PDC World Championship Darts 2009 DS Review
After recently reviewing the Wii version of PDC World Championship Darts 2009, and finding it to be the most realistic darts game ever, I was interested to see if they could continue the quality with the DS version. In lots of ways the game is almost identical, and in some aspects a little better, but in the most important area of all, the control scheme, it’s just not the same.

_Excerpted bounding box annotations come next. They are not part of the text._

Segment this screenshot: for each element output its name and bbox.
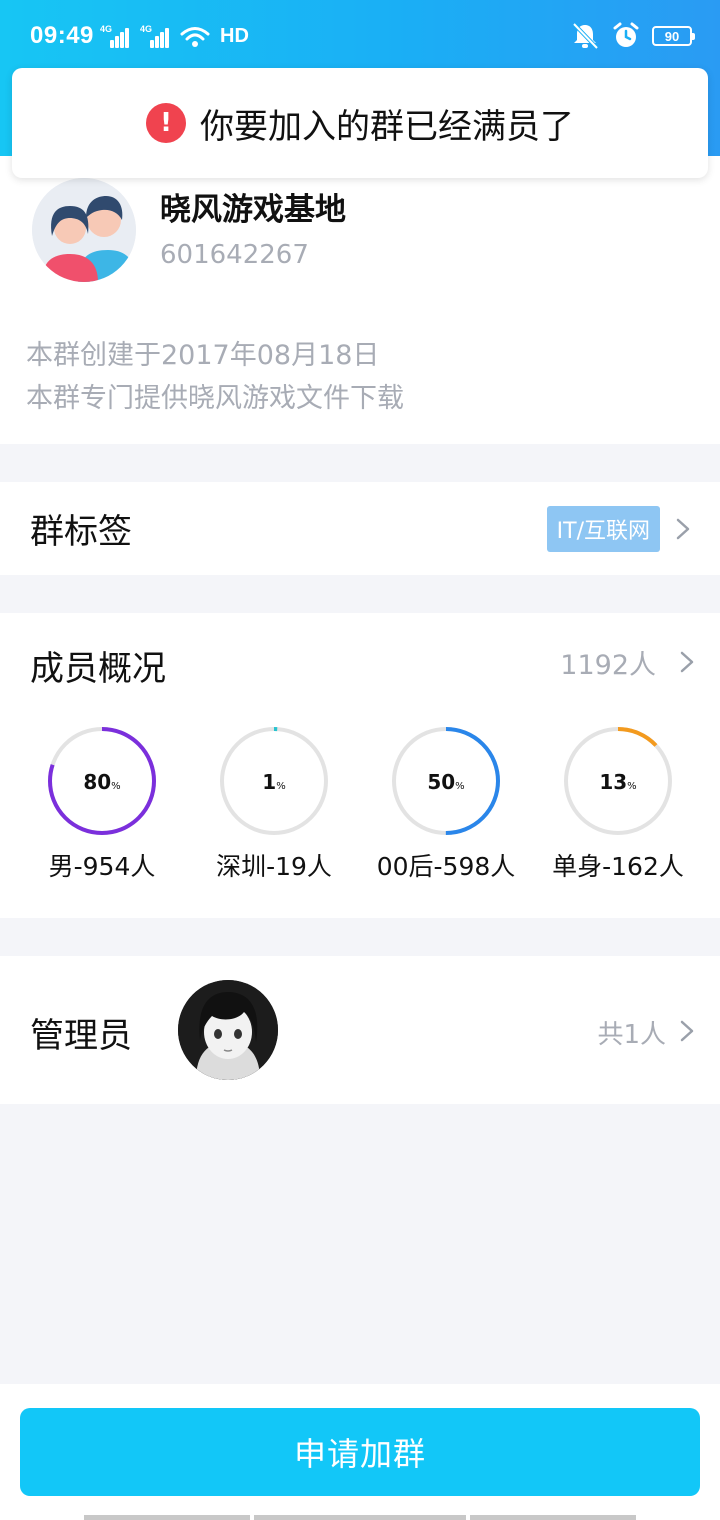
chevron-right-icon [676, 518, 690, 539]
hd-indicator: HD [220, 25, 249, 47]
chevron-right-icon [680, 651, 694, 673]
stat-label: 00后-598人 [376, 852, 516, 881]
mute-icon [572, 22, 599, 50]
group-description: 本群创建于2017年08月18日 本群专门提供晓风游戏文件下载 [26, 334, 404, 420]
admins-count: 共1人 [597, 1020, 666, 1050]
wifi-icon [180, 27, 210, 47]
tags-title: 群标签 [30, 512, 132, 552]
alert-icon: ! [146, 103, 186, 143]
stat-percent: 50% [427, 770, 465, 794]
status-right-icons: 90 [570, 22, 695, 50]
nav-hint [84, 1515, 250, 1520]
bottom-action-bar: 申请加群 [0, 1384, 720, 1520]
group-avatar-icon[interactable] [32, 178, 136, 282]
apply-join-button[interactable]: 申请加群 [20, 1408, 700, 1496]
stat-label: 男-954人 [48, 852, 156, 881]
signal-icon: 4G [100, 24, 130, 48]
status-time: 09:49 [30, 22, 94, 49]
stat-percent: 13% [599, 770, 637, 794]
admins-row[interactable]: 管理员 共1人 [0, 956, 720, 1104]
members-title: 成员概况 [30, 649, 166, 689]
nav-hint [470, 1515, 636, 1520]
status-left-icons: 4G 4G HD [100, 24, 249, 48]
member-stat: 1% 深圳-19人 [188, 725, 360, 883]
group-id: 601642267 [160, 240, 309, 270]
member-stat: 80% 男-954人 [16, 725, 188, 883]
group-info-card: 晓风游戏基地 601642267 本群创建于2017年08月18日 本群专门提供… [0, 156, 720, 444]
stat-label: 单身-162人 [552, 852, 684, 881]
stat-label: 深圳-19人 [216, 852, 332, 881]
nav-hint [254, 1515, 466, 1520]
chevron-right-icon [680, 1020, 694, 1042]
admin-avatar[interactable] [178, 980, 278, 1080]
member-stat: 50% 00后-598人 [360, 725, 532, 883]
signal-icon: 4G [140, 24, 170, 48]
group-tags-row[interactable]: 群标签 IT/互联网 [0, 482, 720, 575]
toast-message: 你要加入的群已经满员了 [200, 106, 574, 147]
members-overview-card[interactable]: 成员概况 1192人 80% 男-954人 1% 深圳-19人 50% 00后-598人 1… [0, 613, 720, 918]
admins-title: 管理员 [30, 1016, 132, 1056]
tag-badge: IT/互联网 [546, 505, 660, 552]
stat-percent: 80% [83, 770, 121, 794]
status-bar: 09:49 4G 4G HD 90 [0, 0, 720, 72]
group-intro: 本群专门提供晓风游戏文件下载 [26, 383, 404, 414]
group-created-date: 本群创建于2017年08月18日 [26, 340, 380, 371]
group-name: 晓风游戏基地 [160, 192, 346, 228]
battery-icon: 90 [652, 26, 695, 46]
member-stat: 13% 单身-162人 [532, 725, 704, 883]
alarm-icon [613, 22, 639, 47]
error-toast: ! 你要加入的群已经满员了 [12, 68, 708, 178]
members-count: 1192人 [560, 650, 656, 681]
stat-percent: 1% [262, 770, 286, 794]
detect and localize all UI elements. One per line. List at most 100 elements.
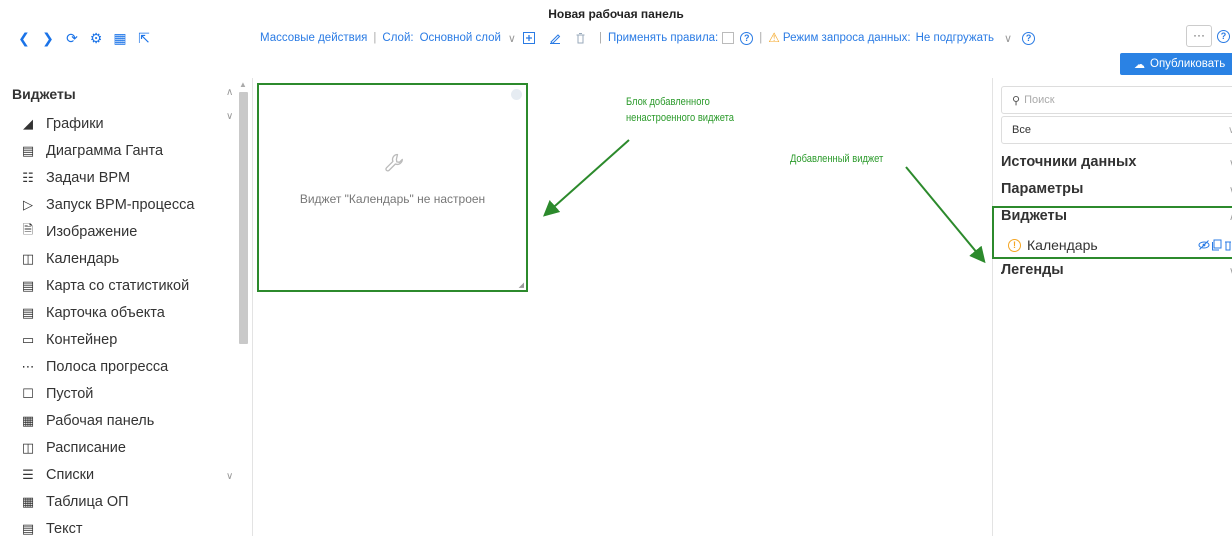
- help-icon[interactable]: ?: [1217, 30, 1230, 43]
- sidebar-item-label: Карточка объекта: [46, 304, 165, 321]
- add-icon[interactable]: [522, 32, 535, 44]
- sidebar-item-label: Пустой: [46, 385, 94, 402]
- section-parameters[interactable]: Параметры: [1001, 181, 1083, 197]
- empty-icon: ☐: [22, 385, 34, 401]
- sidebar-item-label: Таблица ОП: [46, 493, 129, 510]
- forward-icon[interactable]: ❯: [36, 29, 60, 47]
- search-icon: ⚲: [1012, 94, 1021, 107]
- more-button[interactable]: ···: [1186, 25, 1212, 47]
- map-icon: ▤: [21, 277, 35, 293]
- sidebar-item-label: Контейнер: [46, 331, 118, 348]
- panel-icon: ▦: [21, 412, 35, 428]
- text-icon: ▤: [21, 520, 35, 536]
- section-legends[interactable]: Легенды: [1001, 262, 1064, 278]
- sidebar-item-lists[interactable]: ☰ Списки: [20, 461, 220, 488]
- section-data-sources[interactable]: Источники данных: [1001, 154, 1136, 170]
- sidebar-item-label: Карта со статистикой: [46, 277, 190, 294]
- layer-select[interactable]: Основной слой: [420, 32, 501, 44]
- schedule-icon: ◫: [21, 439, 35, 455]
- copy-icon[interactable]: [1211, 239, 1223, 254]
- scroll-up-icon[interactable]: ▲: [239, 80, 247, 89]
- sidebar-item-bpm-tasks[interactable]: ☷ Задачи BPM: [20, 164, 220, 191]
- widget-list-item-calendar[interactable]: ! Календарь: [1008, 237, 1098, 253]
- sidebar-item-table[interactable]: ▦ Таблица ОП: [20, 488, 220, 515]
- sidebar-item-label: Запуск BPM-процесса: [46, 196, 195, 213]
- dashboard-canvas[interactable]: Виджет "Календарь" не настроен ◢ Блок до…: [254, 78, 992, 536]
- sidebar-item-label: Рабочая панель: [46, 412, 155, 429]
- back-icon[interactable]: ❮: [12, 29, 36, 47]
- dashboard-icon[interactable]: ▦: [108, 29, 132, 47]
- publish-button[interactable]: ☁ Опубликовать: [1120, 53, 1232, 75]
- sidebar-item-container[interactable]: ▭ Контейнер: [20, 326, 220, 353]
- scrollbar-thumb[interactable]: [239, 92, 248, 344]
- cloud-upload-icon: ☁: [1134, 58, 1145, 71]
- toolbar-divider: |: [598, 32, 602, 44]
- search-input[interactable]: ⚲ Поиск: [1001, 86, 1232, 114]
- delete-icon[interactable]: [575, 32, 586, 44]
- sidebar-item-schedule[interactable]: ◫ Расписание: [20, 434, 220, 461]
- sidebar-item-label: Графики: [46, 115, 104, 132]
- chart-icon: ◢: [23, 115, 33, 131]
- data-mode-select[interactable]: Не подгружать: [916, 32, 994, 44]
- annotation-added-widget: Добавленный виджет: [790, 153, 884, 165]
- sidebar-item-progress[interactable]: ⋯ Полоса прогресса: [20, 353, 220, 380]
- settings-icon[interactable]: ⚙: [84, 29, 108, 47]
- bpm-start-icon: ▷: [23, 196, 33, 212]
- right-panel: ⚲ Поиск Все ∨ Источники данных ∨ Парамет…: [992, 78, 1232, 536]
- resize-handle[interactable]: ◢: [519, 281, 524, 289]
- apply-rules-label: Применять правила:: [607, 32, 719, 44]
- apply-rules-checkbox[interactable]: [722, 32, 735, 44]
- delete-icon[interactable]: [1224, 239, 1232, 254]
- sidebar-item-image[interactable]: 🗎 Изображение: [20, 218, 220, 245]
- sidebar-item-label: Полоса прогресса: [46, 358, 169, 375]
- sidebar-item-label: Расписание: [46, 439, 126, 456]
- sidebar-item-label: Изображение: [46, 223, 138, 240]
- sidebar-item-map[interactable]: ▤ Карта со статистикой: [20, 272, 220, 299]
- widgets-sidebar: Виджеты ∧ ◢ Графики ▤ Диаграмма Ганта ☷ Зад…: [0, 78, 253, 536]
- sidebar-item-gantt[interactable]: ▤ Диаграмма Ганта: [20, 137, 220, 164]
- warning-icon: ⚠: [768, 30, 780, 45]
- main-toolbar: Массовые действия | Слой: Основной слой …: [260, 28, 1036, 48]
- sidebar-item-label: Задачи BPM: [46, 169, 131, 186]
- sidebar-item-object-card[interactable]: ▤ Карточка объекта: [20, 299, 220, 326]
- bulk-actions-link[interactable]: Массовые действия: [260, 32, 367, 44]
- sidebar-item-label: Диаграмма Ганта: [46, 142, 164, 159]
- progress-icon: ⋯: [21, 358, 35, 374]
- sidebar-item-label: Текст: [46, 520, 83, 536]
- object-card-icon: ▤: [21, 304, 35, 320]
- bpm-tasks-icon: ☷: [22, 169, 34, 185]
- layer-label: Слой:: [382, 32, 414, 44]
- sidebar-item-calendar[interactable]: ◫ Календарь: [20, 245, 220, 272]
- toolbar-divider: |: [759, 32, 763, 44]
- widget-item-actions: [1198, 239, 1232, 254]
- sidebar-item-empty[interactable]: ☐ Пустой: [20, 380, 220, 407]
- help-icon[interactable]: ?: [1022, 31, 1036, 45]
- fullscreen-icon[interactable]: ⇱: [132, 29, 156, 47]
- wrench-icon: [385, 153, 403, 172]
- unconfigured-widget-block[interactable]: Виджет "Календарь" не настроен ◢: [257, 83, 528, 292]
- annotation-unconfigured-block: Блок добавленного ненастроенного виджета: [626, 96, 734, 124]
- filter-select[interactable]: Все ∨: [1001, 116, 1232, 144]
- chevron-down-icon[interactable]: ∨: [508, 32, 516, 45]
- edit-icon[interactable]: [549, 32, 561, 44]
- chevron-down-icon[interactable]: ∨: [226, 471, 233, 482]
- list-icon: ☰: [22, 466, 34, 482]
- page-title: Новая рабочая панель: [548, 7, 684, 21]
- visibility-off-icon[interactable]: [1198, 239, 1210, 254]
- sidebar-item-text[interactable]: ▤ Текст: [20, 515, 220, 536]
- chevron-down-icon[interactable]: ∨: [226, 111, 233, 122]
- sidebar-item-panel[interactable]: ▦ Рабочая панель: [20, 407, 220, 434]
- sidebar-title: Виджеты: [12, 86, 76, 102]
- chevron-down-icon: ∨: [1228, 125, 1232, 136]
- refresh-icon[interactable]: ⟳: [60, 29, 84, 47]
- toolbar-divider: |: [373, 32, 377, 44]
- help-icon[interactable]: ?: [740, 31, 754, 45]
- sidebar-item-bpm-start[interactable]: ▷ Запуск BPM-процесса: [20, 191, 220, 218]
- widget-menu-icon[interactable]: [511, 89, 522, 100]
- sidebar-item-charts[interactable]: ◢ Графики: [20, 110, 220, 137]
- chevron-down-icon[interactable]: ∨: [1004, 32, 1012, 45]
- widget-not-configured-message: Виджет "Календарь" не настроен: [299, 192, 486, 206]
- table-icon: ▦: [21, 493, 35, 509]
- sidebar-item-label: Календарь: [46, 250, 120, 267]
- chevron-up-icon[interactable]: ∧: [226, 87, 233, 98]
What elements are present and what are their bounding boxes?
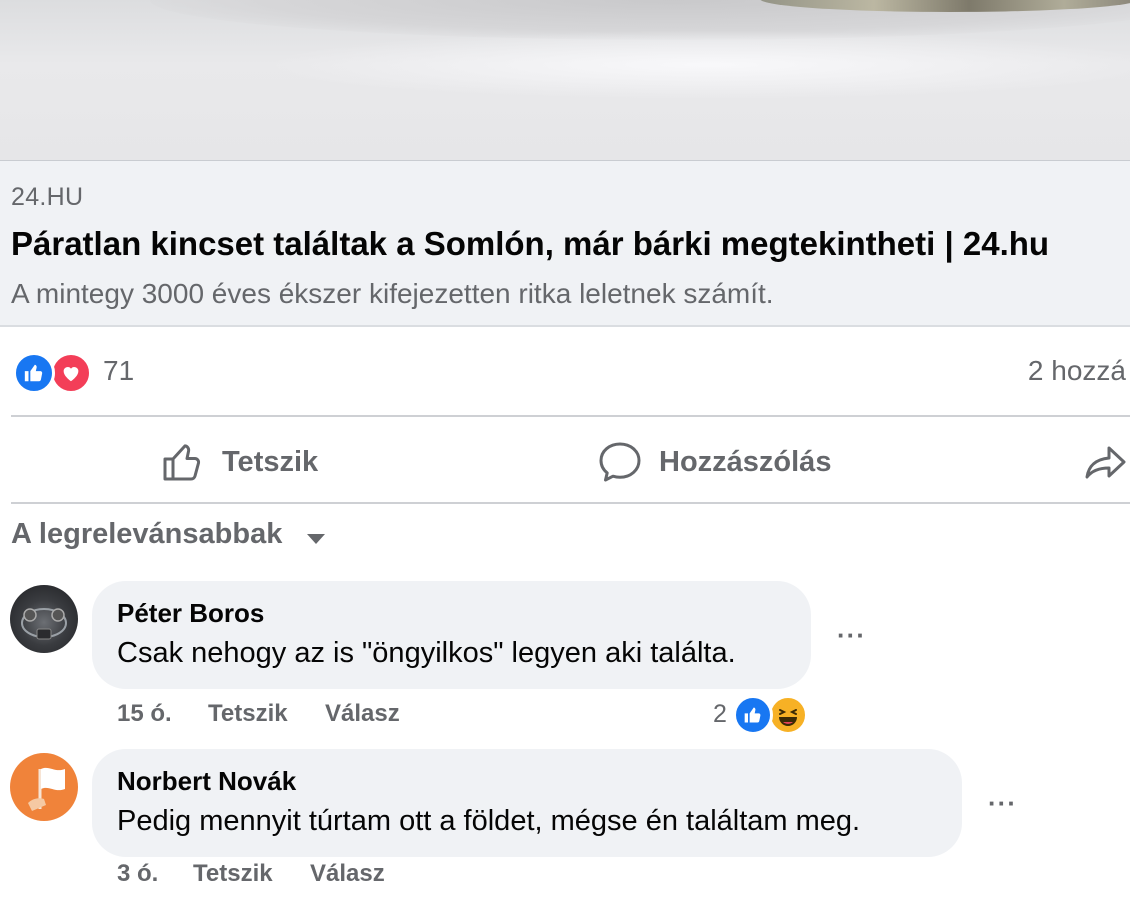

The main improvement you’ll notice on the handheld version is that considering the hardware restraints the presentation is generally better. Despite the lower resolution of the DS’s screen player likenesses seem more realistic, you do lose things like entrances though, and there are a couple less players than the Wii version, but generally it looks a little nicer. Less is definitely more in the audio department too, the commentary by Sid Waddell is still there, but has been considerably toned down. This is a very good thing, as on the Wii the commentary was repetitive and disjointed, but this is not so much of an issue on the DS. You also lose what I’m guessing are Waddell’s trademark quirky phrases that annoyed me so much on the Wii. So, they’ve turned a negative in to a positive on the presentation front, but what about the game itself?
Well, you certainly don’t lose much in the way of game content compared to the console version, as the tediously drawn out career mode is ever present. Along with that, you get exhibition modes and numerous multiplayer games that can be played on the same DS or over local wireless single card play. You certainly get plenty of game for your money, so it’s not lacking in that department. There have been some changes made on the gameplay front though, the control scheme has obviously had to be changed from the Wii version, but still does a good job of feeling like darts. Using your stylus you aim for the spot you want on the board, then simply pull back and flick forward to throw. It may not be as realistic as the Wii version but still feels very intuitive and approximates the feel of the sport nicely.
This might be quite tricky to judge if it wasn’t for one thing, a little dart shaped gauge in the bottom left hand corner of the screen that monitors your throw and highlights the perfect point to flick forward and make your throw. This makes the game a fair bit easier to pull off perfect throws than the Wii version, but to counter that when you have to throw your finishing double, or your third treble twenty, the aiming spot wobbles around a bit to make things harder for you. You may think that that would even things up on the difficulty front, but the AI players in the DS version throw their darts a hell of a lot more reliably than in the Wii version. So, even if you manage to pull off a good game more often than not your opponent will nail you on the finish. This can make the single player game more than a bit frustrating, and just as tediously drawn out as the Wii version, but as with the Wii version the multiplayer game is really where it’s at. And as multiplayer can be played on a single DS, or with wireless single card play you can easily play a game without worrying if your friend has the same game.
At the end of the day ABDUCAO have done a good job of scaling down the game without losing the feel of it’s console cousin. Some sacrifices have been made on the presentation front, and the controls may not feel as realistic, but overall it’s a good conversion. Unfortunately though it suffers the same problems as the Wii version, it’s only really any fun if you play with a friend, and a liking for the sport is really a must.